Miss Drew - whose piercing essays in The New Yorker are well known - does add some new on-the-scene anecdotes. And she portrays the Republican standard-bearer and now White House occupant as a ''candidate of imagination who appeals to people's resentments''; analyzes the former president as one who ''lifts no spirits, kindles no imagination, does not get people thinking in new ways''; and reminds readers that they really didn't want - or trust - either candidate.
Even with all of the above, the Drew book just adds to already existing election analyses. Adding a bit of fresh frosting to what is pretty much stale cake is a series of heretofore unpublished strategy memorandums prepared for Reagan and Carter by their pollsters, Richard Wirthlin and Patrick Caddell. These confidential and brutally frank evaluations and position papers told the candidates just what their personal and political weaknesses were during the course of the campaign.
Caddell flatly imformed President Carter that the public, by and large, didn't like him - and had little faith in his vision or leadership. And Wirthlin warned Reagan that, although voters held Carter in low esteem, they are ''not quite sure of us.''
Whether the Reagan strategists were successful in projecting an image of the former California governor which exuded the compassion, moderation, and intellect Wirthlin felt were needed is the subject of continuing analyses. The controversy over whether Reagan won more than Carter lost is certain to continue for at least three more years.
If Miss Drew's account does little to reinforce public trust in politicians, ''The Hidden Election'' - a series of essays by academic theorists - raises even graver doubts, not only about America's leaders, but the future of the system itself.
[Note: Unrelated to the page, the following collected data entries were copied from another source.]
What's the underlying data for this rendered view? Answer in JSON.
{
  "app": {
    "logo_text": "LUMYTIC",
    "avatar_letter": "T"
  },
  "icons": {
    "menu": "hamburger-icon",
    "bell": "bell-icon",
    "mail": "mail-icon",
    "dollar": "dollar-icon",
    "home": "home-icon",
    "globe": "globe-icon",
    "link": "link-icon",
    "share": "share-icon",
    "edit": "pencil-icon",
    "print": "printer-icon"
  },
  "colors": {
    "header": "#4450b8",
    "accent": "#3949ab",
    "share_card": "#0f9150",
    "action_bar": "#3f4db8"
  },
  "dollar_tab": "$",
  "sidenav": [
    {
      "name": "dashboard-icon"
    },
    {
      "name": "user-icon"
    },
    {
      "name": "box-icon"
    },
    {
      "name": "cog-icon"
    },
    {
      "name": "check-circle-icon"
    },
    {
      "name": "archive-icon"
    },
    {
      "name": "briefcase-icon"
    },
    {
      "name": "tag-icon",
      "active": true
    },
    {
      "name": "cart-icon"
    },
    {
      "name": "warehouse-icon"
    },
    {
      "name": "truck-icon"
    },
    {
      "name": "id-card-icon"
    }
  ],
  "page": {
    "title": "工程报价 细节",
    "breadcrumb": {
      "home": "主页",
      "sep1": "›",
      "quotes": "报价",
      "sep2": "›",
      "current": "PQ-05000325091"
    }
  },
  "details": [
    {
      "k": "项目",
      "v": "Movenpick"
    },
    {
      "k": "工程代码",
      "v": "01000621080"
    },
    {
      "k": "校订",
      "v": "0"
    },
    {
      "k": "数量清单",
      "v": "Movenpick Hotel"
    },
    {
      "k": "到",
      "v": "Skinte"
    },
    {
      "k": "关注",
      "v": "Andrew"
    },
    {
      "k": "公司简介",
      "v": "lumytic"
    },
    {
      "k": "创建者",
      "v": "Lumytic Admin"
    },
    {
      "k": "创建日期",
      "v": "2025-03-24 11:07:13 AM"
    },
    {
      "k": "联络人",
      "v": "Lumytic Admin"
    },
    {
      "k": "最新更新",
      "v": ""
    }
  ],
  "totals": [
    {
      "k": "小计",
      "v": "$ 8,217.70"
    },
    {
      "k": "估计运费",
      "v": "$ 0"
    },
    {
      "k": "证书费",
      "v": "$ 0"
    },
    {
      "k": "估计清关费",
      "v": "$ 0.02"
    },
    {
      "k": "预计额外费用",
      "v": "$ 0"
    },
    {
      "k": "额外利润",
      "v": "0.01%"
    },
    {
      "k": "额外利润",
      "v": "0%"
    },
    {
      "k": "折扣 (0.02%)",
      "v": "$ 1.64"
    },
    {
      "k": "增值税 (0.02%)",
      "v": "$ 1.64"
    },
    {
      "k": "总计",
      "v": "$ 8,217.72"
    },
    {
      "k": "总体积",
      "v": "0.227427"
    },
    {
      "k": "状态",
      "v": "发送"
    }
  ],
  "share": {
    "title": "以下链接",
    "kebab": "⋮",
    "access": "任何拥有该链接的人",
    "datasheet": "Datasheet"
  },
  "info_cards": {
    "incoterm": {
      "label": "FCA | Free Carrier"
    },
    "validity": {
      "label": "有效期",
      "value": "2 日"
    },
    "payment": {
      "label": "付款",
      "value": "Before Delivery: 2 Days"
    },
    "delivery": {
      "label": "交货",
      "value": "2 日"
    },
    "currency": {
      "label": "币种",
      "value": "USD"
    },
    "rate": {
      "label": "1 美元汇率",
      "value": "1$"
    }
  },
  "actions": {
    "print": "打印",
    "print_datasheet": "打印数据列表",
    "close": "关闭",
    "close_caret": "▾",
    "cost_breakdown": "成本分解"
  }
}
Ferguson and Rogers, professors at the Massachusetts Institute of Technology and Rutgers, respectively, paint a bleak political landscape, with Reagan programs teetering, conservative coalitions eventually unravelling, and a foundering Democratic Party looking in desperation to ''some sort of social democracy'' to help remold itself.
''By 1984,'' these scholars gloomily predict, ''it is a fair guess that many Northeastern cities will resemble scenes from 'The Clockwork Orange' - barren stretches of decaying buildings broken by oases of fortified high-rises (or well-policed 'gentrified' brownstone villages) from which the dwindling middle and upper classes peer anxiously at the chaos outside. The regional wars between the Northeast and the booming Sunbelt are sure to worsen. Capital flight will increase. Tensions between business and labor and the poor will surely rise.''
And you thought all we had to worry about was whether Kemp-Roth supply-side economics would work and Reggie Jackson would sign another multimillion-dollar baseball contract. Oh you optimist, you.